Swept Field Confocal Microscope

Feedsee Microscopy : Swept Field Confocal Microscope : Enhancements to Nikon's LiveScan include faster image capture and enhanced ease of use

ConfocalIn 2006, Nikon enhanced its newest generation confocal microscope, the Nikon LiveScan Swept Field Confocal Microscope. The instrument represented an innovative approach to live cell confocal imaging. The microscope's enhanced capabilities stem from the design of a user selectable aperture for excitation and emission, with choices of multiple pinholes or a slit scanning position. The light path design of the instrument reduced crosstalk and noise inherent in live cell confocal instrumentation. This, coupled with the capability to scan very rapidly for very short excitation durations to prevent phototoxicity, made the microscope an excellent live cell imaging instrument. New solid state laser options, gas options, and high-powered water-cooled gas options were available.

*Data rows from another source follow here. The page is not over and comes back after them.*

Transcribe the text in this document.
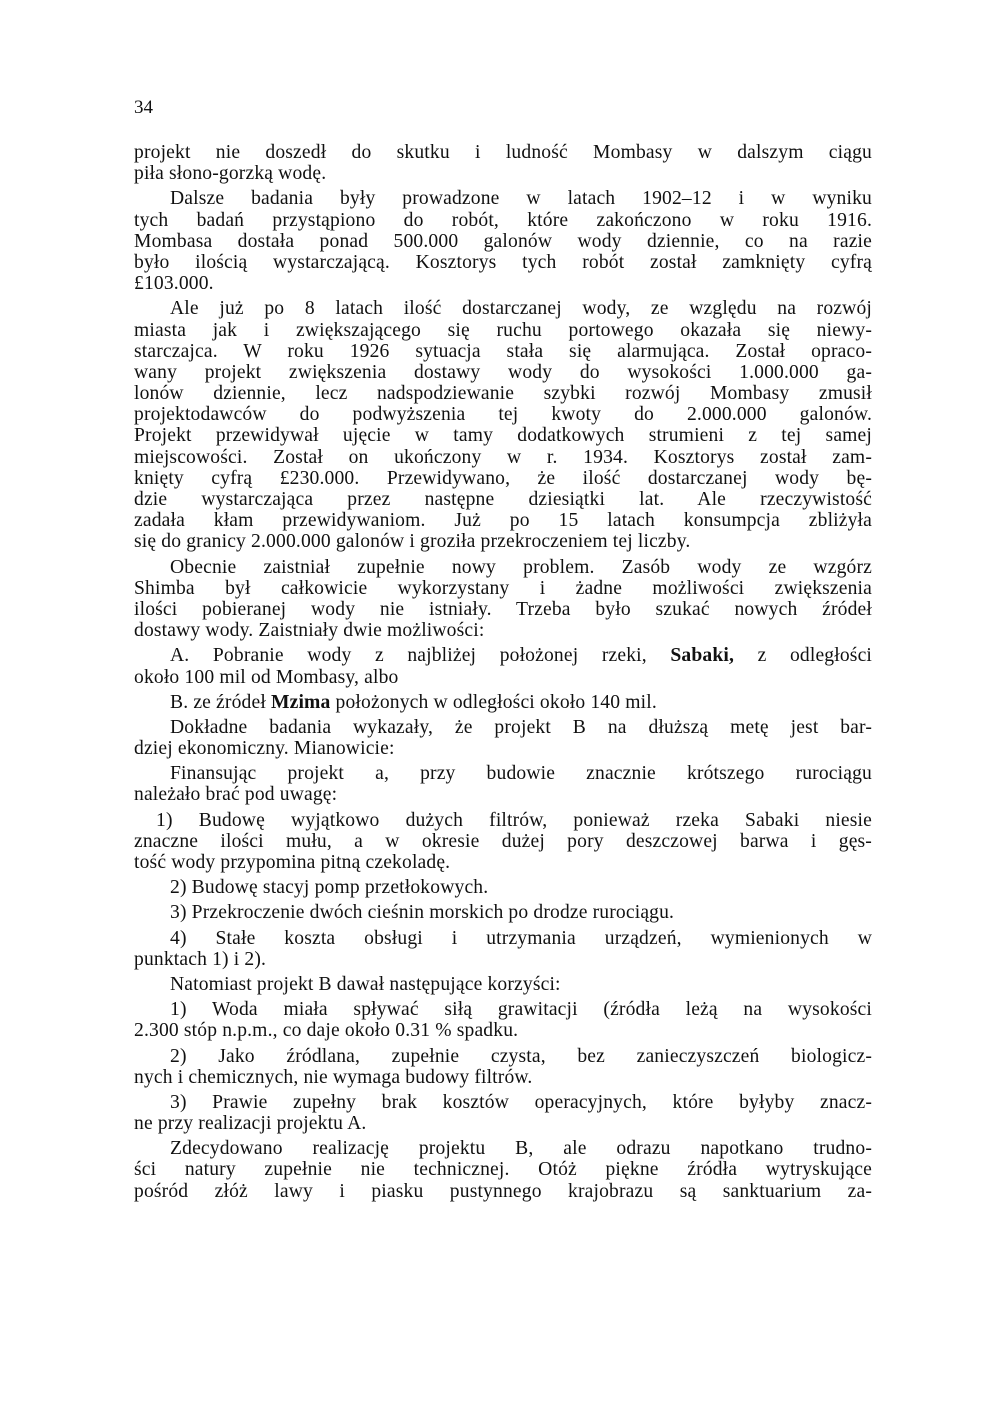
34
projekt nie doszedł do skutku i ludność Mombasy w dalszym ciągu
piła słono-gorzką wodę.
Dalsze badania były prowadzone w latach 1902–12 i w wyniku
tych badań przystąpiono do robót, które zakończono w roku 1916.
Mombasa dostała ponad 500.000 galonów wody dziennie, co na razie
było ilością wystarczającą. Kosztorys tych robót został zamknięty cyfrą
£103.000.
Ale już po 8 latach ilość dostarczanej wody, ze względu na rozwój
miasta jak i zwiększającego się ruchu portowego okazała się niewy-
starczajca. W roku 1926 sytuacja stała się alarmująca. Został opraco-
wany projekt zwiększenia dostawy wody do wysokości 1.000.000 ga-
lonów dziennie, lecz nadspodziewanie szybki rozwój Mombasy zmusił
projektodawców do podwyższenia tej kwoty do 2.000.000 galonów.
Projekt przewidywał ujęcie w tamy dodatkowych strumieni z tej samej
miejscowości. Został on ukończony w r. 1934. Kosztorys został zam-
knięty cyfrą £230.000. Przewidywano, że ilość dostarczanej wody bę-
dzie wystarczająca przez następne dziesiątki lat. Ale rzeczywistość
zadała kłam przewidywaniom. Już po 15 latach konsumpcja zbliżyła
się do granicy 2.000.000 galonów i groziła przekroczeniem tej liczby.
Obecnie zaistniał zupełnie nowy problem. Zasób wody ze wzgórz
Shimba był całkowicie wykorzystany i żadne możliwości zwiększenia
ilości pobieranej wody nie istniały. Trzeba było szukać nowych źródeł
dostawy wody. Zaistniały dwie możliwości:
A. Pobranie wody z najbliżej położonej rzeki, Sabaki, z odległości
około 100 mil od Mombasy, albo
B. ze źródeł Mzima położonych w odległości około 140 mil.
Dokładne badania wykazały, że projekt B na dłuższą metę jest bar-
dziej ekonomiczny. Mianowicie:
Finansując projekt a, przy budowie znacznie krótszego rurociągu
należało brać pod uwagę:
1) Budowę wyjątkowo dużych filtrów, ponieważ rzeka Sabaki niesie
znaczne ilości mułu, a w okresie dużej pory deszczowej barwa i gęs-
tość wody przypomina pitną czekoladę.
2) Budowę stacyj pomp przetłokowych.
3) Przekroczenie dwóch cieśnin morskich po drodze rurociągu.
4) Stałe koszta obsługi i utrzymania urządzeń, wymienionych w
punktach 1) i 2).
Natomiast projekt B dawał następujące korzyści:
1) Woda miała spływać siłą grawitacji (źródła leżą na wysokości
2.300 stóp n.p.m., co daje około 0.31 % spadku.
2) Jako źródlana, zupełnie czysta, bez zanieczyszczeń biologicz-
nych i chemicznych, nie wymaga budowy filtrów.
3) Prawie zupełny brak kosztów operacyjnych, które byłyby znacz-
ne przy realizacji projektu A.
Zdecydowano realizację projektu B, ale odrazu napotkano trudno-
ści natury zupełnie nie technicznej. Otóż piękne źródła wytryskujące
pośród złóż lawy i piasku pustynnego krajobrazu są sanktuarium za-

What is a confocal microscope?

A confocal microscope is a type of optical imaging technique designed to increase optical resolution and contrast by using a spatial pinhole to eliminate out-of-focus light or background information in specimens that are thicker than the focal plane. It was invented by Marvin Minsky in 1957 and is commonly used in the scientific and industrial communities for its ability to produce high-resolution images and to reconstruct three-dimensional structures from the obtained images.

Confocal microscopy operates on the principle of point illumination and point detection. The light source illuminates a single point on the specimen, and only the light that is reflected or emitted from that exact point is collected by the detector. This means that all of the light that is not coming from the plane of focus (the confocal plane) is excluded.

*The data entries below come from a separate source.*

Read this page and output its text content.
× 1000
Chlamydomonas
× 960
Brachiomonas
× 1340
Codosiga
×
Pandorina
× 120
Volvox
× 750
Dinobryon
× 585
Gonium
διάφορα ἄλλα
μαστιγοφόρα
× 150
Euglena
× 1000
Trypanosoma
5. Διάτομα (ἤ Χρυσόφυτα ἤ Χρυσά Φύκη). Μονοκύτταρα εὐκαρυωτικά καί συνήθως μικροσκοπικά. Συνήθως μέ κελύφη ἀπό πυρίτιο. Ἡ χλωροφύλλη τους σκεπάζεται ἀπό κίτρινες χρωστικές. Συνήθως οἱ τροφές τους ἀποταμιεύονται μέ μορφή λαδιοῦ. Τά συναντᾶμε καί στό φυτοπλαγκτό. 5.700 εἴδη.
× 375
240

A major advantage of confocal microscopy over conventional optical microscopy is its ability to control depth of field, eliminating or reducing background information. This results in sharp, high-resolution images that can be used to reconstruct a 3D image of the specimen.

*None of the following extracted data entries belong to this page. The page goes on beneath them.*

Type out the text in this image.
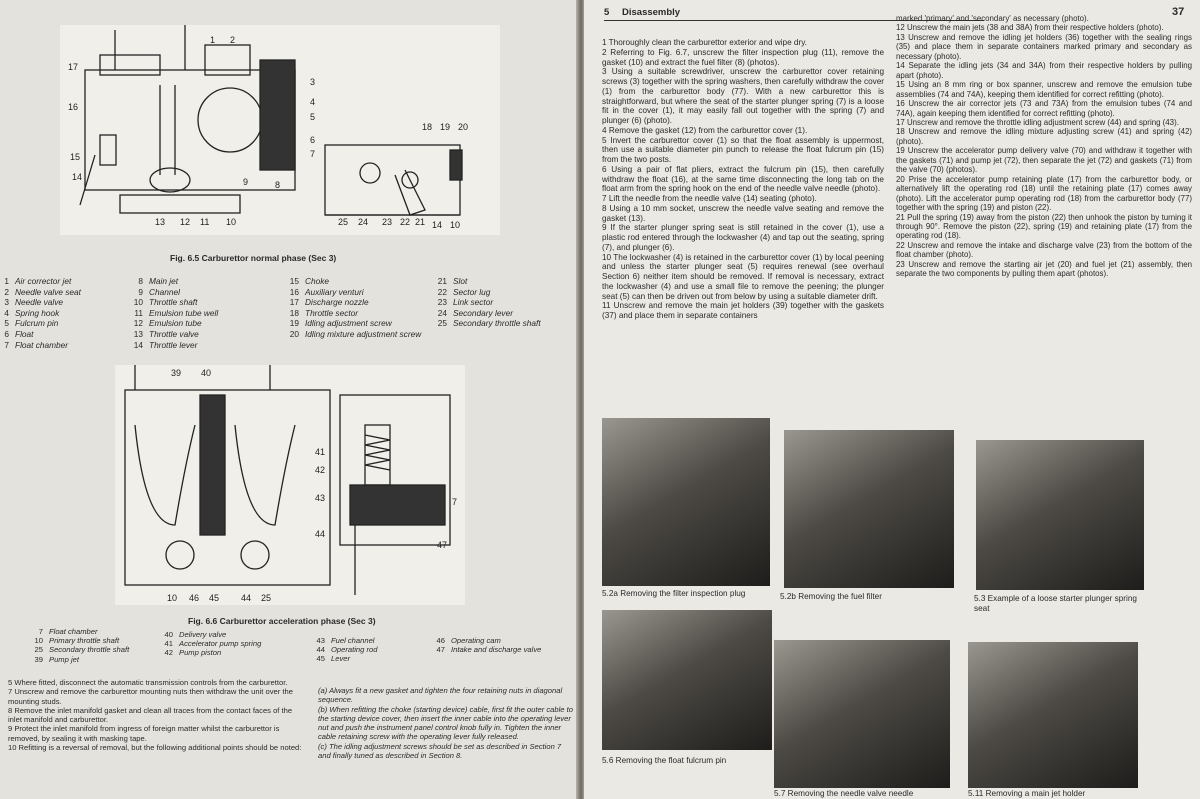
17
16
15
14
1 2
3
4
5
6
7
8
9
10
11
12
13
18 19 20
14 10
21
22
23
24
25
Fig. 6.5 Carburettor normal phase (Sec 3)
1 Air corrector jet
2 Needle valve seat
3 Needle valve
4 Spring hook
5 Fulcrum pin
6 Float
7 Float chamber
8 Main jet
9 Channel
10 Throttle shaft
11 Emulsion tube well
12 Emulsion tube
13 Throttle valve
14 Throttle lever
15 Choke
16 Auxiliary venturi
17 Discharge nozzle
18 Throttle sector
19 Idling adjustment screw
20 Idling mixture adjustment screw
21 Slot
22 Sector lug
23 Link sector
24 Secondary lever
25 Secondary throttle shaft
39 40
41
42
43
44
7
47
10 46 45 44 25
Fig. 6.6 Carburettor acceleration phase (Sec 3)
7 Float chamber
10 Primary throttle shaft
25 Secondary throttle shaft
39 Pump jet
40 Delivery valve
41 Accelerator pump spring
42 Pump piston
43 Fuel channel
44 Operating rod
45 Lever
46 Operating cam
47 Intake and discharge valve

5 Where fitted, disconnect the automatic transmission controls from the carburettor.

7 Unscrew and remove the carburettor mounting nuts then withdraw the unit over the mounting studs.

8 Remove the inlet manifold gasket and clean all traces from the contact faces of the inlet manifold and carburettor.

9 Protect the inlet manifold from ingress of foreign matter whilst the carburettor is removed, by sealing it with masking tape.

10 Refitting is a reversal of removal, but the following additional points should be noted:

(a) Always fit a new gasket and tighten the four retaining nuts in diagonal sequence.

(b) When refitting the choke (starting device) cable, first fit the outer cable to the starting device cover, then insert the inner cable into the operating lever nut and push the instrument panel control knob fully in. Tighten the inner cable retaining screw with the operating lever fully released.

(c) The idling adjustment screws should be set as described in Section 7 and finally tuned as described in Section 8.

5 Disassembly	37

1 Thoroughly clean the carburettor exterior and wipe dry.

2 Referring to Fig. 6.7, unscrew the filter inspection plug (11), remove the gasket (10) and extract the fuel filter (8) (photos).

3 Using a suitable screwdriver, unscrew the carburettor cover retaining screws (3) together with the spring washers, then carefully withdraw the cover (1) from the carburettor body (77). With a new carburettor this is straightforward, but where the seat of the starter plunger spring (7) is a loose fit in the cover (1), it may easily fall out together with the spring (7) and plunger (6) (photo).

4 Remove the gasket (12) from the carburettor cover (1).

5 Invert the carburettor cover (1) so that the float assembly is uppermost, then use a suitable diameter pin punch to release the float fulcrum pin (15) from the two posts.

6 Using a pair of flat pliers, extract the fulcrum pin (15), then carefully withdraw the float (16), at the same time disconnecting the long tab on the float arm from the spring hook on the end of the needle valve needle (photo).

7 Lift the needle from the needle valve (14) seating (photo).

8 Using a 10 mm socket, unscrew the needle valve seating and remove the gasket (13).

9 If the starter plunger spring seat is still retained in the cover (1), use a plastic rod entered through the lockwasher (4) and tap out the seating, spring (7), and plunger (6).

10 The lockwasher (4) is retained in the carburettor cover (1) by local peening and unless the starter plunger seat (5) requires renewal (see overhaul Section 6) neither item should be removed. If removal is necessary, extract the lockwasher (4) and use a small file to remove the peening; the plunger seat (5) can then be driven out from below by using a suitable diameter drift.

11 Unscrew and remove the main jet holders (39) together with the gaskets (37) and place them in separate containers

marked 'primary' and 'secondary' as necessary (photo).

12 Unscrew the main jets (38 and 38A) from their respective holders (photo).

13 Unscrew and remove the idling jet holders (36) together with the sealing rings (35) and place them in separate containers marked primary and secondary as necessary (photo).

14 Separate the idling jets (34 and 34A) from their respective holders by pulling apart (photo).

15 Using an 8 mm ring or box spanner, unscrew and remove the emulsion tube assemblies (74 and 74A), keeping them identified for correct refitting (photo).

16 Unscrew the air corrector jets (73 and 73A) from the emulsion tubes (74 and 74A), again keeping them identified for correct refitting (photo).

17 Unscrew and remove the throttle idling adjustment screw (44) and spring (43).

18 Unscrew and remove the idling mixture adjusting screw (41) and spring (42) (photo).

19 Unscrew the accelerator pump delivery valve (70) and withdraw it together with the gaskets (71) and pump jet (72), then separate the jet (72) and gaskets (71) from the valve (70) (photos).

20 Prise the accelerator pump retaining plate (17) from the carburettor body, or alternatively lift the operating rod (18) until the retaining plate (17) comes away (photo). Lift the accelerator pump operating rod (18) from the carburettor body (77) together with the spring (19) and piston (22).

21 Pull the spring (19) away from the piston (22) then unhook the piston by turning it through 90°. Remove the piston (22), spring (19) and retaining plate (17) from the operating rod (18).

22 Unscrew and remove the intake and discharge valve (23) from the bottom of the float chamber (photo).

23 Unscrew and remove the starting air jet (20) and fuel jet (21) assembly, then separate the two components by pulling them apart (photos).

5.2a Removing the filter inspection plug	5.2b Removing the fuel filter	5.3 Example of a loose starter plunger spring seat
5.6 Removing the float fulcrum pin
5.7 Removing the needle valve needle	5.11 Removing a main jet holder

In biological sciences, confocal microscopy is often used in conjunction with fluorescent staining techniques, where specific structures or components within a cell or tissue are labeled with fluorescent dyes or proteins. When illuminated, these fluorescent markers emit light, which is captured to create highly detailed, contrast-rich images.

However, due to the scanning mechanism, confocal microscopy can be slower than other forms of light microscopy, and the lasers used can also cause photobleaching or phototoxicity in live specimens. Despite these limitations, it remains a key tool in many areas of biological and materials research.